Figure 6 shows the MFA results with these monkey sera and the relationship with antibody titer as determined by ELISA. As in the case of the data obtained with rabbit anti-Pfs25 sera, it is apparent that there is a significant correlation between antibody ELISA units and % inhibition of oocyst density per mosquito in rhesus monkey sera (r_s = 0.616, 95%CI: 0.429–0.752, p < 0.0001). Moreover, the data points followed a hyperbolic curve (r² = 0.249): % inhibition = 100 × ELISA units/(1567 + ELISA units) when the % inhibition of oocyst density per mosquito was plotted against antibody units. Based on the fitted hyperbolic curve, 50 and 80% inhibitions were achieved with approximately 1,500 and 6,000 antibody units, respectively.

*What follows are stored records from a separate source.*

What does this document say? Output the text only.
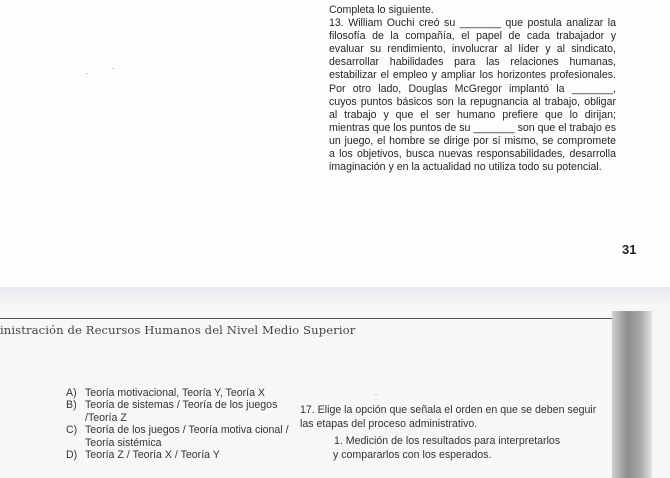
Completa lo siguiente.

13. William Ouchi creó su _______ que postula analizar la filosofía de la compañía, el papel de cada trabajador y evaluar su rendimiento, involucrar al líder y al sindicato, desarrollar habilidades para las relaciones humanas, estabilizar el empleo y ampliar los horizontes profesionales. Por otro lado, Douglas McGregor implantó la _______, cuyos puntos básicos son la repugnancia al trabajo, obligar al trabajo y que el ser humano prefiere que lo dirijan; mientras que los puntos de su _______ son que el trabajo es un juego, el hombre se dirige por sí mismo, se compromete a los objetivos, busca nuevas responsabilidades, desarrolla imaginación y en la actualidad no utiliza todo su potencial.

31
inistración de Recursos Humanos del Nivel Medio Superior
A) Teoría motivacional, Teoría Y, Teoría X
B) Teoría de sistemas / Teoría de los juegos /Teoría Z
C) Teoría de los juegos / Teoría motiva cional / Teoría sistémica
D) Teoría Z / Teoría X / Teoría Y

17. Elige la opción que señala el orden en que se deben seguir las etapas del proceso administrativo.

1. Medición de los resultados para interpretarlos
y compararlos con los esperados.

For both P. falciparum and P. vivax, the computer simulations based on the reduction in oocyst density gave a good fit between the predicted and experimentally measured proportion of mosquitoes infected (Figure 7). For P. falciparum, the Spearman rank correlation, r_s was 0.937 for the correlation of mean % infected mosquitoes from simulated data with the experimental data and 0.967 for the correlation of mean % infected from simulated and a single simulated data set. This suggests that the model not only gave the expected relationship but also closely predicted the variance in the experimental data. For P. vivax the fit was not as good with r_s values of 0.465 and 0.675, respectively, and the simulated average % infected mosquitoes vs. experimental % infected deviated from the expected linear relationship at high % infected.

In the simulation of oocyst density as a function of antibody concentration, the computer simulations showed that the expected errors from sampling were substantially lower than the observed fit (Figure 8). The r² for P. falciparum hyperbolic fit was 0.697 for experimental data and the mean r² for the simulated data was 0.899. For P. vivax, the respective values were 0.249 and 0.633.